Jéssica se tornou a principal vítima por dois motivos: 1. Bruna, a amante, adotou o nome da vítima e passou a se chamar Jéssica. É como índio que comia o inimigo para assimilar suas qualidades. 2. Jéssica tinha uma filha, recém-nascida, que foi ?adotada’ pelo casal Jorge e Isabel, a mulher. Na hora em que a polícia apareceu fazendo perguntas, a menina, que hoje tem cinco anos, contou tudo para os policiais.
Poucos dias depois que a história tomou os noticiários, veio à tona o filme, feito em 2006, por Jorge e Isabel, um terror B tão B que os gritos são em falsete para não acordar a vizinhança.

Além dos motivos óbvios, o caso de canibalismo choca por outro viés – o cultural. O modernismo brasileiro exaltava a metáfora do banquete humano como celebração contínua de nossa cultura, que engole tudo que passa. A Antropofagia modernista abriu caminho para liquidificador (ou moedor de carne?) da Tropicália, que eleva a comilança à esfera das massas. O trio canibal apenas encarna essa herança à base do tratamento de choque, usando recursos nada tribais para concluir sua missão nefasta. Do registro em cartório ao registro no YouTube, o crime bizarro ainda tem traços desse tal novo Brasil: a transformação das provas do crime em comércio autônomo – e da vítima em matéria-prima para o novo negócio – exemplifica com morbidez o festejado novo empreededorismo brasileiro.

E pode ser que este primeiro ato de antropofagia brasileira transformado em espetáculo midiático (esqueça o Bispo Sardinha, que teria virado banquete dos Caetés na mesma região de Pernambuco, vejam só) anuncie a vinda de um novo monstro ao imaginário: o canibal brasileiro pode estar a caminho de ocupar o mesmo holofote que antes foi do vampiro europeu e agora está no zumbi norte-americano.

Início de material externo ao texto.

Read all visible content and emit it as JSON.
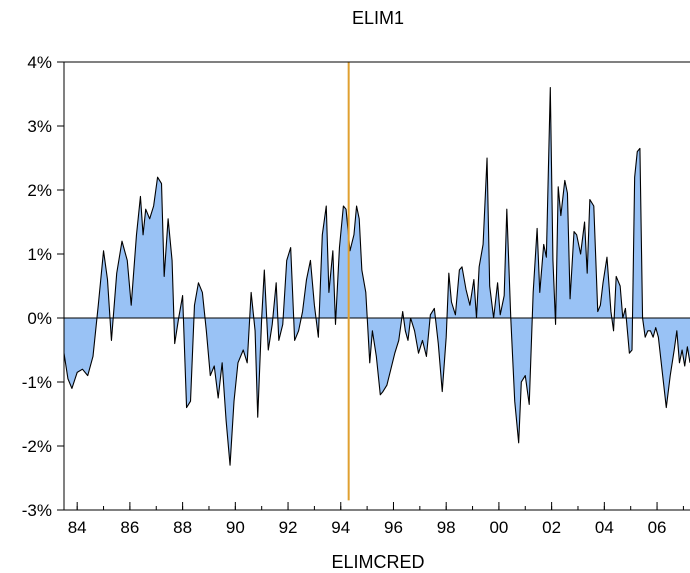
{
  "chart_data": {
    "type": "area",
    "title": "ELIM1",
    "xlabel": "ELIMCRED",
    "ylabel": "",
    "x_start": 1983.5,
    "x_end": 2007.25,
    "xlim": [
      1983.5,
      2007.25
    ],
    "ylim": [
      -3,
      4
    ],
    "y_unit": "%",
    "grid": false,
    "legend": "none",
    "fill_color": "#99c2f5",
    "line_color": "#000000",
    "zero_line_color": "#000000",
    "vline_color": "#e0a030",
    "vertical_line": {
      "x": 1994.3,
      "y_from": -2.85,
      "y_to": 4.0
    },
    "x_ticks": [
      {
        "value": 1984,
        "label": "84"
      },
      {
        "value": 1986,
        "label": "86"
      },
      {
        "value": 1988,
        "label": "88"
      },
      {
        "value": 1990,
        "label": "90"
      },
      {
        "value": 1992,
        "label": "92"
      },
      {
        "value": 1994,
        "label": "94"
      },
      {
        "value": 1996,
        "label": "96"
      },
      {
        "value": 1998,
        "label": "98"
      },
      {
        "value": 2000,
        "label": "00"
      },
      {
        "value": 2002,
        "label": "02"
      },
      {
        "value": 2004,
        "label": "04"
      },
      {
        "value": 2006,
        "label": "06"
      }
    ],
    "y_ticks": [
      {
        "value": 4,
        "label": "4%"
      },
      {
        "value": 3,
        "label": "3%"
      },
      {
        "value": 2,
        "label": "2%"
      },
      {
        "value": 1,
        "label": "1%"
      },
      {
        "value": 0,
        "label": "0%"
      },
      {
        "value": -1,
        "label": "-1%"
      },
      {
        "value": -2,
        "label": "-2%"
      },
      {
        "value": -3,
        "label": "-3%"
      }
    ],
    "points": [
      [
        1983.5,
        -0.55
      ],
      [
        1983.65,
        -0.95
      ],
      [
        1983.8,
        -1.1
      ],
      [
        1984.0,
        -0.85
      ],
      [
        1984.2,
        -0.8
      ],
      [
        1984.4,
        -0.9
      ],
      [
        1984.6,
        -0.6
      ],
      [
        1984.8,
        0.2
      ],
      [
        1985.0,
        1.05
      ],
      [
        1985.15,
        0.6
      ],
      [
        1985.3,
        -0.35
      ],
      [
        1985.5,
        0.7
      ],
      [
        1985.7,
        1.2
      ],
      [
        1985.9,
        0.9
      ],
      [
        1986.05,
        0.2
      ],
      [
        1986.25,
        1.3
      ],
      [
        1986.4,
        1.9
      ],
      [
        1986.5,
        1.3
      ],
      [
        1986.6,
        1.7
      ],
      [
        1986.75,
        1.55
      ],
      [
        1986.9,
        1.75
      ],
      [
        1987.05,
        2.2
      ],
      [
        1987.2,
        2.1
      ],
      [
        1987.3,
        0.65
      ],
      [
        1987.45,
        1.55
      ],
      [
        1987.6,
        0.9
      ],
      [
        1987.7,
        -0.4
      ],
      [
        1987.85,
        0.0
      ],
      [
        1988.0,
        0.35
      ],
      [
        1988.15,
        -1.4
      ],
      [
        1988.3,
        -1.3
      ],
      [
        1988.45,
        0.2
      ],
      [
        1988.6,
        0.55
      ],
      [
        1988.75,
        0.4
      ],
      [
        1988.9,
        -0.2
      ],
      [
        1989.05,
        -0.9
      ],
      [
        1989.2,
        -0.75
      ],
      [
        1989.35,
        -1.25
      ],
      [
        1989.5,
        -0.7
      ],
      [
        1989.65,
        -1.6
      ],
      [
        1989.8,
        -2.3
      ],
      [
        1989.95,
        -1.3
      ],
      [
        1990.1,
        -0.7
      ],
      [
        1990.3,
        -0.5
      ],
      [
        1990.45,
        -0.7
      ],
      [
        1990.6,
        0.4
      ],
      [
        1990.75,
        -0.2
      ],
      [
        1990.85,
        -1.55
      ],
      [
        1991.0,
        0.0
      ],
      [
        1991.1,
        0.75
      ],
      [
        1991.25,
        -0.5
      ],
      [
        1991.4,
        -0.1
      ],
      [
        1991.55,
        0.55
      ],
      [
        1991.65,
        -0.35
      ],
      [
        1991.8,
        -0.1
      ],
      [
        1991.95,
        0.9
      ],
      [
        1992.1,
        1.1
      ],
      [
        1992.25,
        -0.35
      ],
      [
        1992.4,
        -0.2
      ],
      [
        1992.55,
        0.1
      ],
      [
        1992.7,
        0.6
      ],
      [
        1992.85,
        0.9
      ],
      [
        1993.0,
        0.2
      ],
      [
        1993.15,
        -0.3
      ],
      [
        1993.3,
        1.3
      ],
      [
        1993.45,
        1.75
      ],
      [
        1993.55,
        0.4
      ],
      [
        1993.7,
        1.05
      ],
      [
        1993.8,
        -0.1
      ],
      [
        1993.95,
        1.1
      ],
      [
        1994.1,
        1.75
      ],
      [
        1994.2,
        1.7
      ],
      [
        1994.35,
        1.05
      ],
      [
        1994.5,
        1.3
      ],
      [
        1994.6,
        1.75
      ],
      [
        1994.7,
        1.55
      ],
      [
        1994.8,
        0.75
      ],
      [
        1994.95,
        0.4
      ],
      [
        1995.1,
        -0.7
      ],
      [
        1995.2,
        -0.2
      ],
      [
        1995.35,
        -0.6
      ],
      [
        1995.5,
        -1.2
      ],
      [
        1995.6,
        -1.15
      ],
      [
        1995.75,
        -1.05
      ],
      [
        1995.9,
        -0.8
      ],
      [
        1996.05,
        -0.55
      ],
      [
        1996.2,
        -0.35
      ],
      [
        1996.35,
        0.1
      ],
      [
        1996.45,
        -0.2
      ],
      [
        1996.55,
        -0.35
      ],
      [
        1996.65,
        0.0
      ],
      [
        1996.8,
        -0.2
      ],
      [
        1996.95,
        -0.55
      ],
      [
        1997.1,
        -0.35
      ],
      [
        1997.25,
        -0.6
      ],
      [
        1997.4,
        0.05
      ],
      [
        1997.55,
        0.15
      ],
      [
        1997.7,
        -0.4
      ],
      [
        1997.85,
        -1.15
      ],
      [
        1998.0,
        -0.3
      ],
      [
        1998.1,
        0.7
      ],
      [
        1998.2,
        0.25
      ],
      [
        1998.35,
        0.05
      ],
      [
        1998.5,
        0.75
      ],
      [
        1998.6,
        0.8
      ],
      [
        1998.75,
        0.45
      ],
      [
        1998.9,
        0.2
      ],
      [
        1999.05,
        0.6
      ],
      [
        1999.15,
        0.0
      ],
      [
        1999.25,
        0.8
      ],
      [
        1999.4,
        1.15
      ],
      [
        1999.55,
        2.5
      ],
      [
        1999.65,
        0.5
      ],
      [
        1999.8,
        0.0
      ],
      [
        1999.95,
        0.55
      ],
      [
        2000.05,
        0.05
      ],
      [
        2000.2,
        0.35
      ],
      [
        2000.3,
        1.7
      ],
      [
        2000.45,
        0.0
      ],
      [
        2000.6,
        -1.3
      ],
      [
        2000.75,
        -1.95
      ],
      [
        2000.85,
        -1.0
      ],
      [
        2001.0,
        -0.9
      ],
      [
        2001.15,
        -1.35
      ],
      [
        2001.3,
        0.4
      ],
      [
        2001.45,
        1.4
      ],
      [
        2001.55,
        0.4
      ],
      [
        2001.7,
        1.15
      ],
      [
        2001.8,
        0.95
      ],
      [
        2001.95,
        3.6
      ],
      [
        2002.05,
        0.9
      ],
      [
        2002.15,
        -0.1
      ],
      [
        2002.25,
        2.05
      ],
      [
        2002.35,
        1.6
      ],
      [
        2002.5,
        2.15
      ],
      [
        2002.6,
        1.95
      ],
      [
        2002.7,
        0.3
      ],
      [
        2002.85,
        1.35
      ],
      [
        2002.95,
        1.3
      ],
      [
        2003.1,
        1.0
      ],
      [
        2003.25,
        1.5
      ],
      [
        2003.35,
        0.7
      ],
      [
        2003.45,
        1.85
      ],
      [
        2003.6,
        1.75
      ],
      [
        2003.75,
        0.1
      ],
      [
        2003.85,
        0.2
      ],
      [
        2003.95,
        0.55
      ],
      [
        2004.1,
        0.95
      ],
      [
        2004.25,
        0.1
      ],
      [
        2004.35,
        -0.2
      ],
      [
        2004.45,
        0.65
      ],
      [
        2004.6,
        0.5
      ],
      [
        2004.7,
        0.0
      ],
      [
        2004.8,
        0.15
      ],
      [
        2004.95,
        -0.55
      ],
      [
        2005.05,
        -0.5
      ],
      [
        2005.15,
        2.2
      ],
      [
        2005.25,
        2.6
      ],
      [
        2005.35,
        2.65
      ],
      [
        2005.45,
        0.0
      ],
      [
        2005.55,
        -0.3
      ],
      [
        2005.65,
        -0.2
      ],
      [
        2005.75,
        -0.2
      ],
      [
        2005.85,
        -0.3
      ],
      [
        2005.95,
        -0.15
      ],
      [
        2006.05,
        -0.3
      ],
      [
        2006.2,
        -0.85
      ],
      [
        2006.35,
        -1.4
      ],
      [
        2006.5,
        -0.9
      ],
      [
        2006.65,
        -0.5
      ],
      [
        2006.75,
        -0.2
      ],
      [
        2006.85,
        -0.7
      ],
      [
        2006.95,
        -0.5
      ],
      [
        2007.05,
        -0.75
      ],
      [
        2007.15,
        -0.45
      ],
      [
        2007.25,
        -0.7
      ]
    ]
  }
}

Por muito tempo, o vampiro foi o mais temido entre os monstros. Sua origem violenta (a lenda romena a respeito de Vlad, o Impalador) foi domada por Bram Stoker no final do século 19, quando transformou-o em um ser culto e sofisticado, que poderia se esconder facilmente entre os outros humanos, desde que à noite. O vampiro moderno funcionaria como uma celebração ao poder europeu, tido como eterno e que condenou o mundo ocidental à vampirização colonialista. De Drácula à saga Crepúsculo, seu domínio é inegável. Nenhum lobisomem, monstro de Frankeinstein ou múmia jamais chegou aos pés de sua influência, que tornou-se mais forte à medida em que o século virava – primeiro com a adaptação dos livros de Anne Rice para o cinema e a versão de Coppola para o livro de Bram Stoker e concluindo com a série de TV True Blood (que transformava a sanha por sangue em lascívia) e a saga juvenil Crepúsculo (em que um vampiro recusava-se a morder sua vítima, numa espécie de celebração à castidade).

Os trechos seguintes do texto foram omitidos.